Mais la dette est là pour contrecarrer ces beaux projets. Le paiement de la dette reprend selon les modalités de l'accord de 1948 mais le résultat est mitigé, la demande en charbon s'amenuisant dans l'économie alors que la Pologne des années 1960 n'a toujours à offrir que cette matière première ainsi que ses produits agricoles sur les marchés internationaux. Les fonctionnaires du ministère de l'économie et du budget français qui dirigent les nouvelles négociations pour le paiement de la dette de 1957 à 1959 sont beaucoup moins gaullistes que le Quai d'Orsay. Pour eux, seule la dette compte et son remboursement doit être prioritaire. C'est à l'obstination de ces défenseurs du capital français que l'on peut comprendre à quel point la dette du pays dominé à l'égard du pays dominant et créancier est consubstantielle du capitalisme. Pour permettre à la Pologne d'acheter des biens industriels indispensables et -naturellement - de payer sa dette, on a donc recours à ... une nouvelle dette. En 1959 la France accorde à la Pologne un prêt de 10 milliards de Nouveaux Francs. La Pologne s'endette également auprès de la Grande-Bretagne, de l'URSS, des USA, du Canada et de la Tchécoslovaquie pour réaliser son programme de développement. Pour faciliter son intégration dans la sphère d'échange capitaliste et lui permettre d'accèder aux devises indispensables pour payer sa dette, les puissances occidentales l'associe au GATT dès 1959.

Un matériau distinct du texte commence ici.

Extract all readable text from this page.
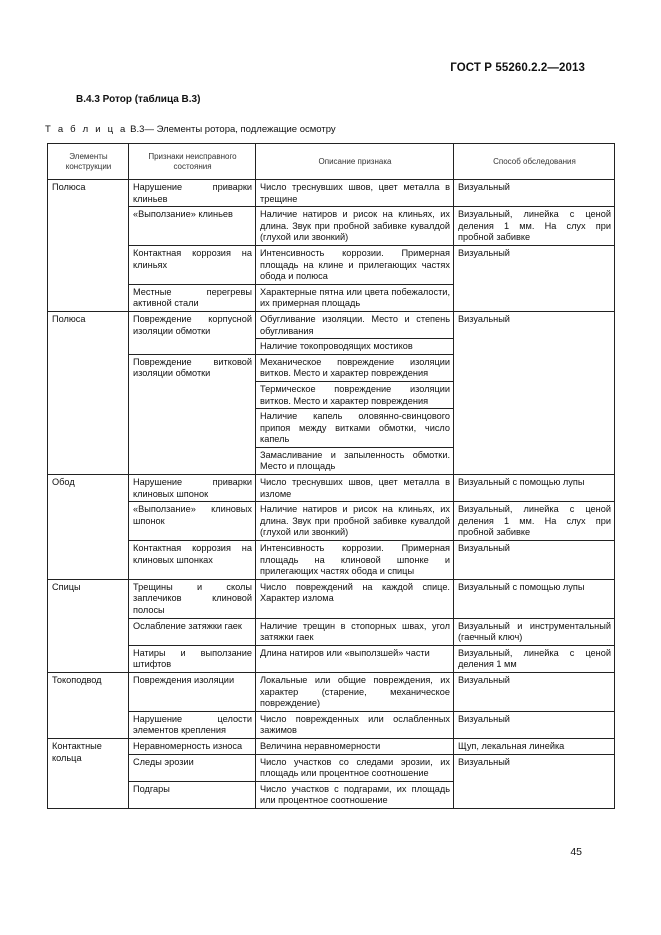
ГОСТ Р 55260.2.2—2013
В.4.3 Ротор (таблица В.3)
Т а б л и ц а В.3— Элементы ротора, подлежащие осмотру
Элементы конструкции	Признаки неисправного состояния	Описание признака	Способ обследования
Полюса	Нарушение приварки клиньев	Число треснувших швов, цвет металла в трещине	Визуальный
	«Выползание» клиньев	Наличие натиров и рисок на клиньях, их длина. Звук при пробной забивке кувалдой (глухой или звонкий)	Визуальный, линейка с ценой деления 1 мм. На слух при пробной забивке
	Контактная коррозия на клиньях	Интенсивность коррозии. Примерная площадь на клине и прилегающих частях обода и полюса	Визуальный
	Местные перегревы активной стали	Характерные пятна или цвета побежалости, их примерная площадь	
Полюса	Повреждение корпусной изоляции обмотки	Обугливание изоляции. Место и степень обугливания	Визуальный
		Наличие токопроводящих мостиков	
	Повреждение витковой изоляции обмотки	Механическое повреждение изоляции витков. Место и характер повреждения	
		Термическое повреждение изоляции витков. Место и характер повреждения	
		Наличие капель оловянно-свинцового припоя между витками обмотки, число капель	
		Замасливание и запыленность обмотки. Место и площадь	
Обод	Нарушение приварки клиновых шпонок	Число треснувших швов, цвет металла в изломе	Визуальный с помощью лупы
	«Выползание» клиновых шпонок	Наличие натиров и рисок на клиньях, их длина. Звук при пробной забивке кувалдой (глухой или звонкий)	Визуальный, линейка с ценой деления 1 мм. На слух при пробной забивке
	Контактная коррозия на клиновых шпонках	Интенсивность коррозии. Примерная площадь на клиновой шпонке и прилегающих частях обода и спицы	Визуальный
Спицы	Трещины и сколы заплечиков клиновой полосы	Число повреждений на каждой спице. Характер излома	Визуальный с помощью лупы
	Ослабление затяжки гаек	Наличие трещин в стопорных швах, угол затяжки гаек	Визуальный и инструментальный (гаечный ключ)
	Натиры и выползание штифтов	Длина натиров или «выползшей» части	Визуальный, линейка с ценой деления 1 мм
Токоподвод	Повреждения изоляции	Локальные или общие повреждения, их характер (старение, механическое повреждение)	Визуальный
	Нарушение целости элементов крепления	Число поврежденных или ослабленных зажимов	Визуальный
Контактные кольца	Неравномерность износа	Величина неравномерности	Щуп, лекальная линейка
	Следы эрозии	Число участков со следами эрозии, их площадь или процентное соотношение	Визуальный
	Подгары	Число участков с подгарами, их площадь или процентное соотношение	
45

L'essor de la dette et la chute

Petit petit, l'industrie polonaise se construit. Si les échanges franco-polonais restent finalement modestes dans les années 60, un ambitieux programme culturel et scientifique a formé une nouvelle génération de cadres polonais tournés vers l'Occident qui seront au premier plan pour les transformations majeures des années 70-90. En effet, la politique gaulliste a aussi encouragé et financé la création de structures d'enseignement du Français en Pologne, les échanges universitaires dans de multiples domaines (y compris l'histoire, l'archéologie, la littérature, les sciences exactes, jusqu'à la fondation de la première faculté de traduction et interprétariat à l'Université de Varsovie), les nombreux voyages d'étudiants boursiers en France, les échanges artistiques qui donnent au peuple polonais l'impression de participer à la Culture Universelle. Les années 70 voient une accélération de cette politique. Dans l'imaginaire politique polonais (des pro-communistes comme des dissidents), ce sont les bonnes relations du premier secrétaire du parti communiste et chef d'Etat polonais, le francophone et ancien migrant en France Edward Gierek, qui lui ont permis l'obtention de très nombreux crédits auprès des banques et les Etats occidentaux. Dès l'avènement de Solidarnosc et la crise de la dette de 1980 les Polonais ont fustigé la « naïveté » de ce dirigeant tandis que lui-même dans ses mémoires défend sa politique comme la seule rationnelle possible pour continuer à moderniser l'industrie du pays et permettre à la société d'accéder à un succédané de société de consommation. Ce n'est que depuis peu que la gauche polonaise a pris conscience de l'imbrication de la Pologne communiste dans le système économique capitaliste mondial et par conséquent du fait que les crédits accordés dans les années 70 constituaient des pétrodollars recyclés en dette à destination des pays pauvres. Aujourd'hui encore il n'est pas facile pour le peuple polonais de se percevoir comme un pays pauvre et manipulé par des plus puissants, et pourtant la question de la dette nous montre notre véritable statut au sein du système politique et économique mondial. Il est du devoir de la gauche de démystifier le nationalisme polonais en présentant aux citoyens les véritables origines des catastrophes de 1980-89 dont nous payons toujours les effets.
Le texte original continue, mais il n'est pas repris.